Finanzinvestoren profitieren aber nicht nur von der niedrigen Bewertung kleinerer Aktien und vom schwachen Rechtsschutz der Privatanleger, sondern auch von Fehlern der Unternehmensführer bei kotierten Gesellschaften. Oft sind es ausgerechnet die Vertreter der Aktionäre im Aufsichtsrat und die von ihnen bestellten Manager, die den Angreifern Tür und Tor öffnen.

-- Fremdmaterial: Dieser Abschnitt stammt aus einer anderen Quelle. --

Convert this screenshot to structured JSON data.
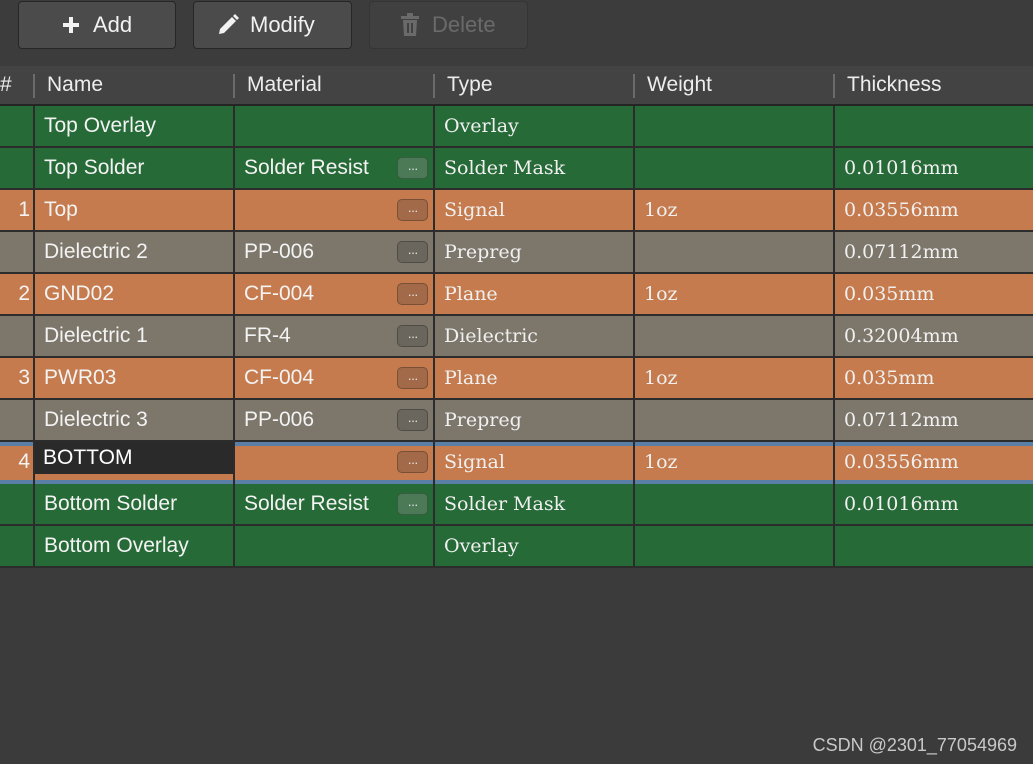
{
  "toolbar": {
    "add": {
      "label": "Add",
      "icon": "plus-icon"
    },
    "modify": {
      "label": "Modify",
      "icon": "pencil-icon"
    },
    "delete": {
      "label": "Delete",
      "icon": "trash-icon",
      "disabled": true
    }
  },
  "columns": [
    "#",
    "Name",
    "Material",
    "Type",
    "Weight",
    "Thickness"
  ],
  "colors": {
    "dielectric": "#7d776b",
    "signal": "#c57b4d",
    "mask": "#266a37",
    "selection": "#5a7fa7"
  },
  "rows": [
    {
      "num": "",
      "name": "Top Overlay",
      "material": "",
      "type": "Overlay",
      "weight": "",
      "thickness": "",
      "color": "green",
      "has_dots": false
    },
    {
      "num": "",
      "name": "Top Solder",
      "material": "Solder Resist",
      "type": "Solder Mask",
      "weight": "",
      "thickness": "0.01016mm",
      "color": "green",
      "has_dots": true
    },
    {
      "num": "1",
      "name": "Top",
      "material": "",
      "type": "Signal",
      "weight": "1oz",
      "thickness": "0.03556mm",
      "color": "orange",
      "has_dots": true
    },
    {
      "num": "",
      "name": "Dielectric 2",
      "material": "PP-006",
      "type": "Prepreg",
      "weight": "",
      "thickness": "0.07112mm",
      "color": "gray",
      "has_dots": true
    },
    {
      "num": "2",
      "name": "GND02",
      "material": "CF-004",
      "type": "Plane",
      "weight": "1oz",
      "thickness": "0.035mm",
      "color": "orange",
      "has_dots": true
    },
    {
      "num": "",
      "name": "Dielectric 1",
      "material": "FR-4",
      "type": "Dielectric",
      "weight": "",
      "thickness": "0.32004mm",
      "color": "gray",
      "has_dots": true
    },
    {
      "num": "3",
      "name": "PWR03",
      "material": "CF-004",
      "type": "Plane",
      "weight": "1oz",
      "thickness": "0.035mm",
      "color": "orange",
      "has_dots": true
    },
    {
      "num": "",
      "name": "Dielectric 3",
      "material": "PP-006",
      "type": "Prepreg",
      "weight": "",
      "thickness": "0.07112mm",
      "color": "gray",
      "has_dots": true
    },
    {
      "num": "4",
      "name": "BOTTOM",
      "material": "",
      "type": "Signal",
      "weight": "1oz",
      "thickness": "0.03556mm",
      "color": "orange",
      "has_dots": true,
      "selected": true,
      "editing": true
    },
    {
      "num": "",
      "name": "Bottom Solder",
      "material": "Solder Resist",
      "type": "Solder Mask",
      "weight": "",
      "thickness": "0.01016mm",
      "color": "green",
      "has_dots": true
    },
    {
      "num": "",
      "name": "Bottom Overlay",
      "material": "",
      "type": "Overlay",
      "weight": "",
      "thickness": "",
      "color": "green",
      "has_dots": false
    }
  ],
  "watermark": "CSDN @2301_77054969"
}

Fünf Übernahmeobjekte und -kandidaten

  • Gerresheimer: Die Unternehmensführung machte viel zu optimistische Ansagen, die sie dann nicht einhalten konnte. CEO Dietmar Siemssen verspielte zuletzt das Vertrauen des Marktes, nachdem er seine viel zu optimistische Prognose hatte zurücknehmen müssen. Das könnte Private-Equity-Fonds nun einen günstigen Einstieg ermöglichen.
  • Compugroup: Der Anbieter von Software für Arztpraxen und Krankenhäuser schockte mit einer heftigen Gewinnwarnung im Juli 2024 die Anleger. Seit dem Corona-Hoch bei 85 € haben die Aktien sogar fast zwei Drittel ihres Werts verloren. Nicht zuletzt die teure Expansion ins margenschwache Geschäft mit Krankenhäusern belastet. Ausserdem muss kräftig in die Softwareplattform investiert werden. Die Beteiligungsgesellschaft CVC hat mit ihrem Übernahmeangebot bereits die Mindestannahmeschwelle von 17% überschritten. Die Familie von Gründer Frank Gotthart will weiterhin 51,1% halten. «Langfristig orientierte Anleger hatten wahrscheinlich auf einen Restrukturierungsprozess gehofft, der den intrinsischen Wert des Unternehmens enthüllt und werden das Angebot daher nicht mögen», urteilte Berenberg-Analyst Wolfgang Specht im Dezember.
  • Software AG: Der ehemals zweitgrösste deutsche Softwarekonzern nach SAP profitierte anders als viele Branchenrivalen kaum vom Tech-Boom, das Wachstum enttäuschte. Die Private-Equity-Gesellschaft Silver Lake übernahm 2023 den Konzern. Seitdem hat sie Teile des Unternehmens abgespalten und verkauft. An den Umständen der Übernahme gab es viel Kritik von Aktionärsvertretern und Governance-Experten.
  • Evotec: Beim Hamburger Auftrags-Pharmaforscher liess der Aufsichtsrat den damaligen CEO Werner Lanthaler lange gewähren, bis nicht gemeldete Insidergeschäfte 2024 zu seinem abrupten Abschied führten. Der Kurs ist seither eingebrochen, weil die Versäumnisse der Ära Lanthaler bekannt wurden: Das Unternehmen hatte seit mehr als zehn Jahren keine Strategie-Review vorgenommen, diese läuft nun. Der Wettbewerber Halozyme zog sein Übernahmeangebot zurück. Aber die Private-Equity-Gesellschaft Triton ist im November 2024 mit rund 10% eingestiegen, was Spekulationen über ein Übernahmeangebot ausgelöst hat.
  • Ströer: Das Medienunternehmen hat Interessebekundungen der Private-Equity-Gesellschaften Hellman & Friedman und KKR für sein Stammgeschäft mit Aussenwerbung erhalten, meldete Bloomberg am 10. Januar. Erste indikative Angebote für die Sparte lägen deutlich oberhalb der Marktkapitalisierung von Ströer, teilte das Unternehmen mit. Das wirft die Frage auf, warum die Investoren an der Börse diesen Wert nicht sehen. Möglicherweise hat das auch mit der Governance und der mangelnden Transparenz in der Finanzberichterstattung zu tun, die immer  wieder in der Kritik standen.
  • Commerzbank: Die Bankführung wurde ebenso wie die Bundesregierung völlig überrumpelt vom Einstieg der Unicredit. Und das, obwohl die Italiener über die Jahre mehrfach ihr Interesse am Bundes-Anteil an der Bank signalisiert hatten. Hessens Ministerpräsident Boris Rhein bekräftigte am Montag beim Neujahrsempfang der Deutschen Börse: «Feindliche Übernahmen sind hier nicht willkommen.» Er forderte Unicredit zum Rückzug auf und ermunterte «alle, die dafür zuständig sind» dazu, genau zu prüfen, ob beim Aufbau der Position an Aktien und Finanzinstrumenten durch Unicredit alle Regeln eingehalten worden seien. Viele Beobachter bezweifeln jedoch, dass die Übernahme noch verhindert werden kann.

Die sechs aufgeführten Beispiele zeigen: Missmanagement und schwache Governance versenken den Aktienkurs in Tiefen, wo Finanzinvestoren günstig zugreifen können. Private-Equity-Manager dagegen greifen nach dem Kauf hart durch und tolerieren viel seltener solch eklatante Missstände, wie sie bei kotierten Unternehmen leider allzu oft vorkommen.

Der beste Schutz vor Übernahmen ist eine starke Unternehmensführung, die selbst das volle Potenzial des Geschäftsmodells ausschöpft und weiterentwickelt.